Par ailleurs, à la hausse généralisée des prix de l’énergie s’ajoutent les contraintes réglementaires toujours plus ambitieuses (décret tertiaire, loi Bacs…). Et, sans attendre de devoir avancer à marche forcée, les acteurs du tertiaire, et notamment de la distribution, se sont déjà mobilisés pour mettre en place des mesures immédiates de réduction de leur consommation d’énergie : baisse de l’intensité lumineuse, réduction de la température ambiante, décalage de la production de glace…
Pourtant, même si ces initiatives sont louables, elles ne suffiront pas : il est crucial de les inscrire dans une trajectoire à moyen-long terme de transformation énergétique profonde et durable. Le tertiaire doit, dès aujourd’hui, planifier cette trajectoire sur plusieurs années pour savoir par quoi commencer, avec quelles initiatives poursuivre, comment les financer sans mettre en péril leur trésorerie et piloter l’ensemble.
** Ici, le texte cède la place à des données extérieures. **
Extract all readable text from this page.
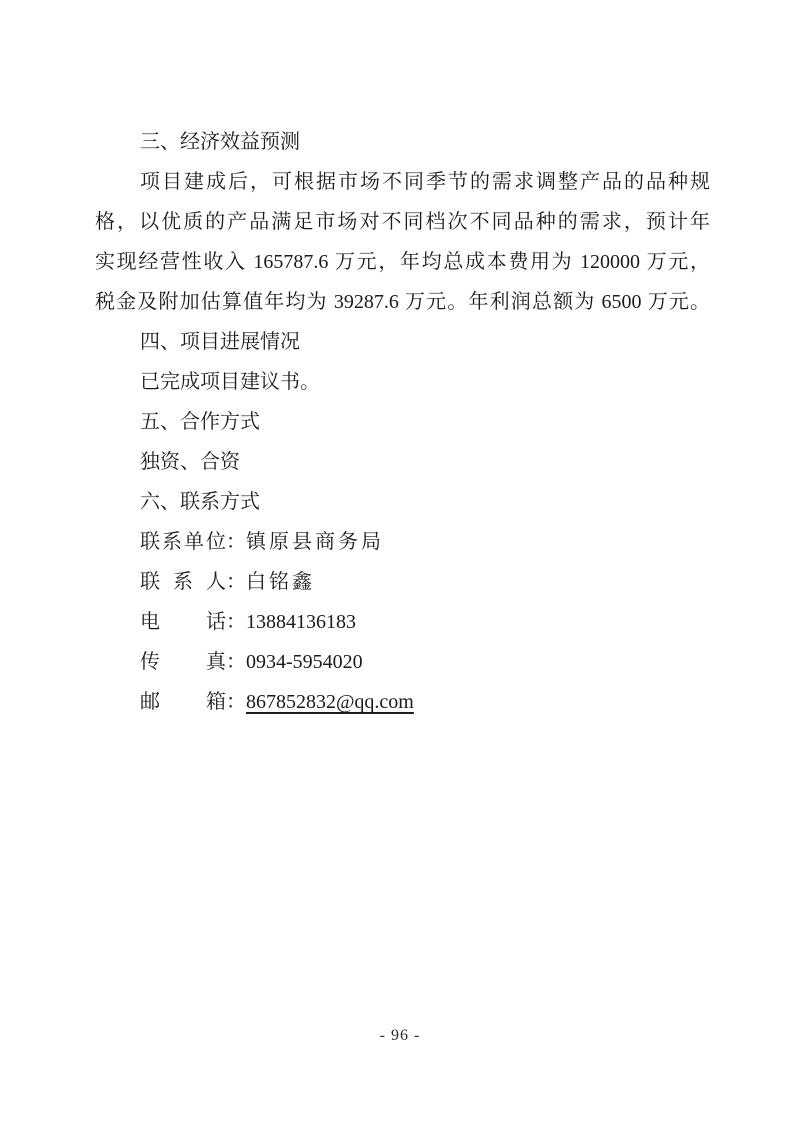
三、经济效益预测
项目建成后，可根据市场不同季节的需求调整产品的品种规
格，以优质的产品满足市场对不同档次不同品种的需求，预计年
实现经营性收入 165787.6 万元，年均总成本费用为 120000 万元，
税金及附加估算值年均为 39287.6 万元。年利润总额为 6500 万元。
四、项目进展情况
已完成项目建议书。
五、合作方式
独资、合资
六、联系方式
联系单位：镇原县商务局
联系人：白铭鑫
电话：13884136183
传真：0934-5954020
邮箱：867852832@qq.com
- 96 -
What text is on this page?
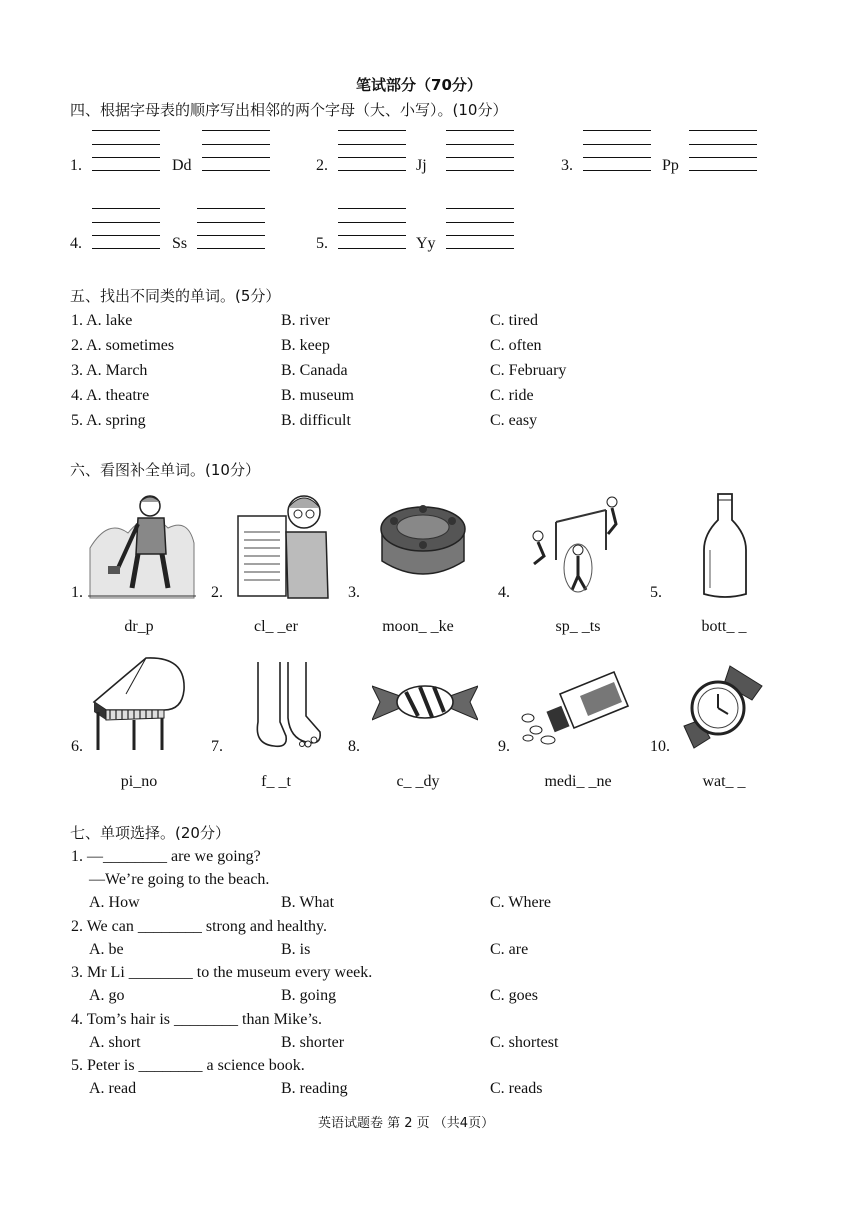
笔试部分（70分）
四、根据字母表的顺序写出相邻的两个字母（大、小写）。(10分）
1.	Dd	2.	Jj	3.	Pp
4.	Ss	5.	Yy
五、找出不同类的单词。(5分）
1. A. lake	B. river	C. tired
2. A. sometimes	B. keep	C. often
3. A. March	B. Canada	C. February
4. A. theatre	B. museum	C. ride
5. A. spring	B. difficult	C. easy
六、看图补全单词。(10分）
1.
dr_p
2.
cl_ _er
3.
moon_ _ke
4.
sp_ _ts
5.
bott_ _
6.
pi_no
7.
f_ _t
8.
c_ _dy
9.
medi_ _ne
10.
wat_ _
七、单项选择。(20分）
1. —________ are we going?
—We’re going to the beach.
A. How	B. What	C. Where
2. We can ________ strong and healthy.
A. be	B. is	C. are
3. Mr Li ________ to the museum every week.
A. go	B. going	C. goes
4. Tom’s hair is ________ than Mike’s.
A. short	B. shorter	C. shortest
5. Peter is ________ a science book.
A. read	B. reading	C. reads
英语试题卷 第 2 页 （共4页）
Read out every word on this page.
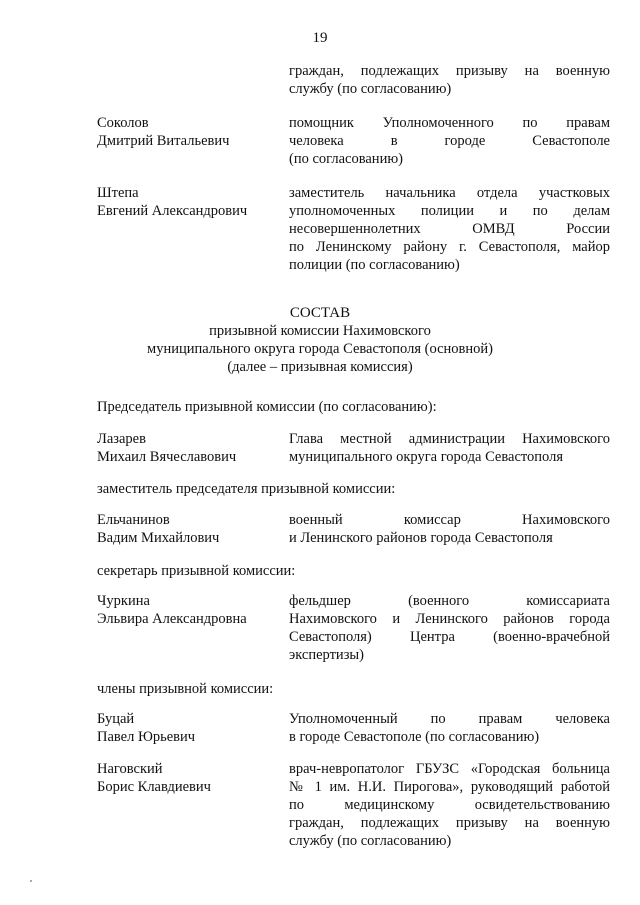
19
граждан, подлежащих призыву на военную
службу (по согласованию)
Соколов
Дмитрий Витальевич
помощник Уполномоченного по правам
человека в городе Севастополе
(по согласованию)
Штепа
Евгений Александрович
заместитель начальника отдела участковых
уполномоченных полиции и по делам
несовершеннолетних ОМВД России
по Ленинскому району г. Севастополя, майор
полиции (по согласованию)
СОСТАВ
призывной комиссии Нахимовского
муниципального округа города Севастополя (основной)
(далее – призывная комиссия)
Председатель призывной комиссии (по согласованию):
Лазарев
Михаил Вячеславович
Глава местной администрации Нахимовского
муниципального округа города Севастополя
заместитель председателя призывной комиссии:
Ельчанинов
Вадим Михайлович
военный комиссар Нахимовского
и Ленинского районов города Севастополя
секретарь призывной комиссии:
Чуркина
Эльвира Александровна
фельдшер (военного комиссариата
Нахимовского и Ленинского районов города
Севастополя) Центра (военно-врачебной
экспертизы)
члены призывной комиссии:
Буцай
Павел Юрьевич
Уполномоченный по правам человека
в городе Севастополе (по согласованию)
Наговский
Борис Клавдиевич
врач-невропатолог ГБУЗС «Городская больница
№ 1 им. Н.И. Пирогова», руководящий работой
по медицинскому освидетельствованию
граждан, подлежащих призыву на военную
службу (по согласованию)
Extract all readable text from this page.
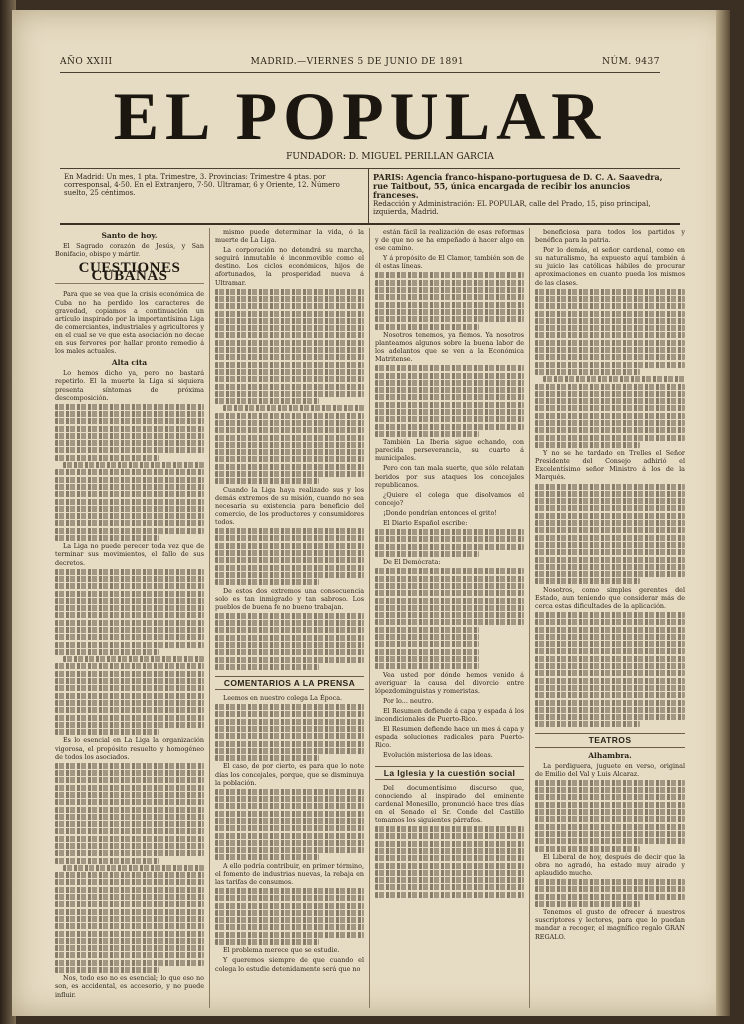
AÑO XXIII	MADRID.—VIERNES 5 DE JUNIO DE 1891	NÚM. 9437
EL POPULAR
FUNDADOR: D. MIGUEL PERILLAN GARCIA
En Madrid: Un mes, 1 pta. Trimestre, 3. Provincias: Trimestre 4 ptas. por corresponsal, 4·50. En el Extranjero, 7·50. Ultramar, 6 y Oriente, 12. Número suelto, 25 céntimos.
PARIS: Agencia franco-hispano-portuguesa de D. C. A. Saavedra, rue Taitbout, 55, única encargada de recibir los anuncios franceses.
Redacción y Administración: EL POPULAR, calle del Prado, 15, piso principal, izquierda, Madrid.
Santo de hoy.

El Sagrado corazón de Jesús, y San Bonifacio, obispo y mártir.

CUESTIONES CUBANAS

Para que se vea que la crisis económica de Cuba no ha perdido los caracteres de gravedad, copiamos a continuación un artículo inspirado por la importantísima Liga de comerciantes, industriales y agricultores y en el cual se ve que esta asociación no decae en sus fervores por hallar pronto remedio á los males actuales.

Alta cita

Lo hemos dicho ya, pero no bastará repetirlo. El la muerte la Liga si siquiera presenta síntomas de próxima descomposición.

La Liga no puede perecer toda vez que de terminar sus movimientos, el fallo de sus decretos.

Es lo esencial en La Liga la organización vigorosa, el propósito resuelto y homogéneo de todos los asociados.

Nos, todo eso no es esencial; lo que eso no son, es accidental, es accesorio, y no puede influir.

mismo puede determinar la vida, ó la muerte de La Liga.

La corporación no detendrá su marcha, seguirá inmutable é inconmovible como el destino. Los ciclos económicos, hijos de afortunados, la prosperidad nueva á Ultramar.

Cuando la Liga haya realizado sus y los demás extremos de su misión, cuando no sea necesaria su existencia para beneficio del comercio, de los productores y consumidores todos.

De estos dos extremos una consecuencia solo es tan inmigrado y tan sabroso. Los pueblos de buena fe no bueno trabajan.

COMENTARIOS A LA PRENSA

Leemos en nuestro colega La Época.

El caso, de por cierto, es para que lo note días los concejales, porque, que se disminuya la población.

A ello podría contribuir, en primer término, el fomento de industrias nuevas, la rebaja en las tarifas de consumos.

El problema merece que se estudie.

Y queremos siempre de que cuando el colega lo estudie detenidamente será que no

están fácil la realización de esas reformas y de que no se ha empeñado á hacer algo en ese camino.

Y á propósito de El Clamor, también son de él estas líneas.

Nosotros tenemos, ya fiemos. Ya nosotros planteamos algunos sobre la buena labor de los adelantos que se ven a la Económica Matritense.

También La Iberia sigue echando, con parecida perseverancia, su cuarto á municipales.

Pero con tan mala suerte, que sólo relatan beridos por sus ataques los concejales republicanos.

¿Quiere el colega que disolvamos el concejo?

¡Donde pondrían entonces el grito!

El Diario Español escribe:

De El Demócrata:

Vea usted por dónde hemos venido á averiguar la causa del divorcio entre lópezdominguistas y romeristas.

Por lo... neutro.

El Resumen defiende á capa y espada á los incondicionales de Puerto-Rico.

El Resumen defiende hace un mes á capa y espada soluciones radicales para Puerto-Rico.

Evolución misteriosa de las ideas.

La Iglesia y la cuestión social

Del documentísimo discurso que, conociendo al inspirado del eminente cardenal Monesillo, pronunció hace tres días en el Senado el Sr. Conde del Castillo tomamos los siguientes párrafos.

beneficiosa para todos los partidos y benéfica para la patria.

Por lo demás, el señor cardenal, como en su naturalismo, ha expuesto aquí también á su juicio las católicas hábiles de procurar aproximaciones en cuanto pueda los mismos de las clases.

Y no se he tardado en Trelles el Señor Presidente del Consejo adhirió el Excelentísimo señor Ministro á los de la Marqués.

Nosotros, como simples gerentes del Estado, aun teniendo que considerar más de cerca estas dificultades de la aplicación.

TEATROS
Alhambra.

La perdiguera, juguete en verso, original de Emilio del Val y Luis Alcaraz.

El Liberal de hoy, después de decir que la obra no agradó, ha estado muy airado y aplaudido mucho.

Tenemos el gusto de ofrecer á nuestros suscriptores y lectores, para que lo puedan mandar a recoger, el magnífico regalo GRAN REGALO.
Comment réagit le marché ?
En fait, deux choses viennent se télescoper. Nous avons besoin d’efficacité énergétique à moyen et long terme, c’est-à-dire que nous sommes engagés collectivement sur des trajectoires de neutralité carbone, de réduction de nos émissions, et donc de notre consommation d’énergie. Mais sur des horizons relativement longs : on parle d’atteindre la neutralité carbone en 2050. Il y a donc un contexte réglementaire qui met tout le monde dans une dynamique d’efficacité énergétique à long terme où chacun doit améliorer sa consommation avec des objectifs à -40 % en 2030 versus une année de référence à choisir dans les années 2010. Mais il y a encore un an, nous étions dans une logique d’amélioration continue où, lorsque l’on réalisait un investissement, on regardait l’aspect environnemental pour tendre vers quelque chose de plus vertueux. Le moteur principal de rénovation d’un point de vente était donc plutôt commercial.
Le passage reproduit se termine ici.